September 22, 2025: Welcome to new graduate student Shelby Pullen, who joins us from George Washington University. Shelby will be working on reduced-modeling and uncertainty quantification for metamaterials, manufactured with metal-additive methods. She'll be part of the Center for Simulation and design of Heterogeneous Architectures for Performance and Energy absorption (SHAPE).
September 22-26, 2025: What an honor that 5th-year graduate student Opal Issan presented an invited semi-plenary at the 3rd Machine Learning in Heliophysics Conference in Madrid, Spain.
September 4, 2025: We are excited to be part of DOE's Predictive Science Academic Alliance Program (PSAAP IV) with a Center for Advancing the Radiation Resilience of Electronics (CARRE), led by Oregon State University, and a Center for Simulation and design of Heterogeneous Architectures for Performance and Energy absorption (SHAPE), led by UCSD. For the former, our group will be working on surrogate modeling for radiation transport and uncertainty quantification, and for the latter on reduced-order modeling and topology optimization under uncertainty for shock-absorbing metamaterials.
August 28, 2025: Congratulations to graduate student Opal Issan presented a poster at the Conservative projection-based data-driven model order reduction of a fluid-kinetic spectral solver hosted by the MIT Plasma Science and Fusion Center.
August 24, 2025: Fourth-year graduate student Nick Corbin gave a talk on "Feedback Control of Nonlinear Systems Using The Polynomial-Polynomial Regulator" as part of the PDE control workshop at the 9th IEEE Conference on Control Technology and Applications (CCTA) here in San Diego.
August 18-22, 2025: Graduate student Opal Issan presented a poster at the 6th Computational Physics School for Fusion Research hosted by the MIT Plasma Science and Fusion Center.

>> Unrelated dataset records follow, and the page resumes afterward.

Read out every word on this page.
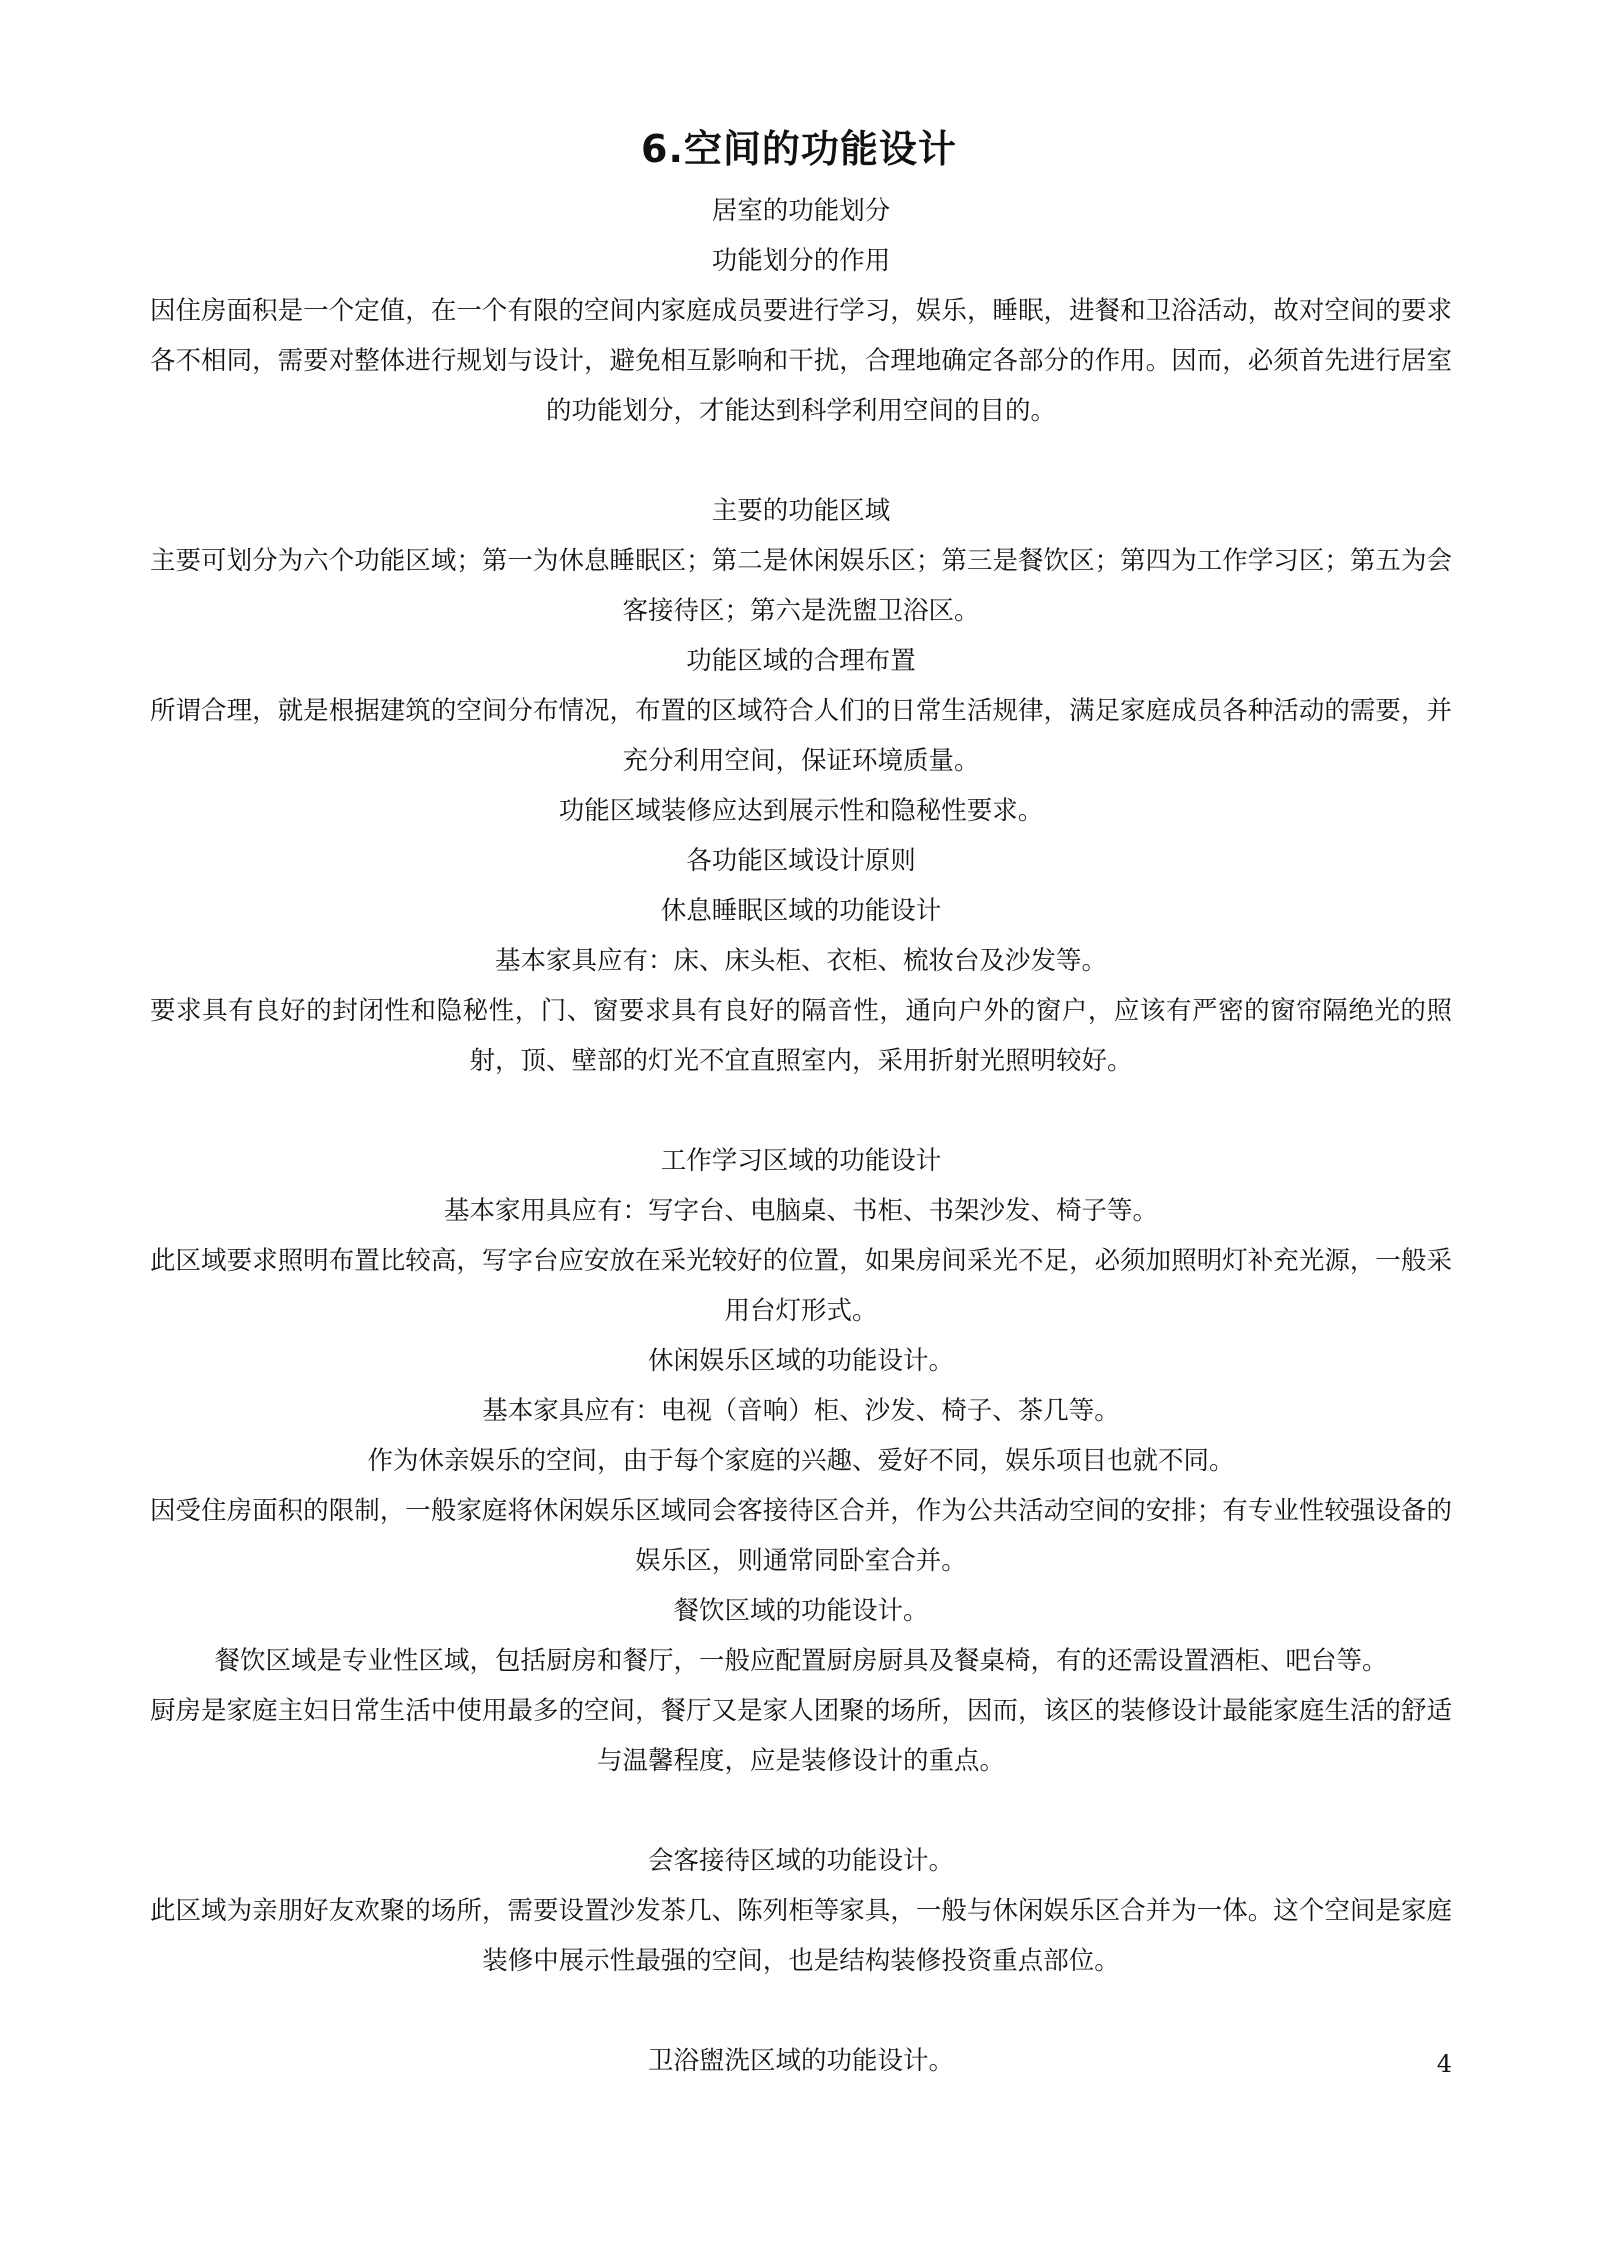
6.空间的功能设计

居室的功能划分

功能划分的作用

因住房面积是一个定值，在一个有限的空间内家庭成员要进行学习，娱乐，睡眠，进餐和卫浴活动，故对空间的要求各不相同，需要对整体进行规划与设计，避免相互影响和干扰，合理地确定各部分的作用。因而，必须首先进行居室的功能划分，才能达到科学利用空间的目的。

主要的功能区域

主要可划分为六个功能区域；第一为休息睡眠区；第二是休闲娱乐区；第三是餐饮区；第四为工作学习区；第五为会客接待区；第六是洗盥卫浴区。

功能区域的合理布置

所谓合理，就是根据建筑的空间分布情况，布置的区域符合人们的日常生活规律，满足家庭成员各种活动的需要，并充分利用空间，保证环境质量。

功能区域装修应达到展示性和隐秘性要求。

各功能区域设计原则

休息睡眠区域的功能设计

基本家具应有：床、床头柜、衣柜、梳妆台及沙发等。

要求具有良好的封闭性和隐秘性，门、窗要求具有良好的隔音性，通向户外的窗户，应该有严密的窗帘隔绝光的照射，顶、壁部的灯光不宜直照室内，采用折射光照明较好。

工作学习区域的功能设计

基本家用具应有：写字台、电脑桌、书柜、书架沙发、椅子等。

此区域要求照明布置比较高，写字台应安放在采光较好的位置，如果房间采光不足，必须加照明灯补充光源，一般采用台灯形式。

休闲娱乐区域的功能设计。

基本家具应有：电视（音响）柜、沙发、椅子、茶几等。

作为休亲娱乐的空间，由于每个家庭的兴趣、爱好不同，娱乐项目也就不同。

因受住房面积的限制，一般家庭将休闲娱乐区域同会客接待区合并，作为公共活动空间的安排；有专业性较强设备的娱乐区，则通常同卧室合并。

餐饮区域的功能设计。

餐饮区域是专业性区域，包括厨房和餐厅，一般应配置厨房厨具及餐桌椅，有的还需设置酒柜、吧台等。

厨房是家庭主妇日常生活中使用最多的空间，餐厅又是家人团聚的场所，因而，该区的装修设计最能家庭生活的舒适与温馨程度，应是装修设计的重点。

会客接待区域的功能设计。

此区域为亲朋好友欢聚的场所，需要设置沙发茶几、陈列柜等家具，一般与休闲娱乐区合并为一体。这个空间是家庭装修中展示性最强的空间，也是结构装修投资重点部位。

卫浴盥洗区域的功能设计。	4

August 11, 2025: Congratulations to graduate student Nate Linden for having his second journal paper Increasing certainty in systems biology models using Bayesian multimodel inference appear in Nature Communications.
August 11-15, 2025: I attended the workshop Mathematical and Computational Foundations of Digital Twins at the Centre International de Rencontres Mathématiques (CIRM) in Luminy, France. My presentation on "Nonlinear control and balanced truncation model reduction for high-dimensional systems" covered recent work on our AFOSR MURI on "Mathematics of Digital Twins." Thanks to Houman Owhwadi and the other organizers for such a nice focused workshop.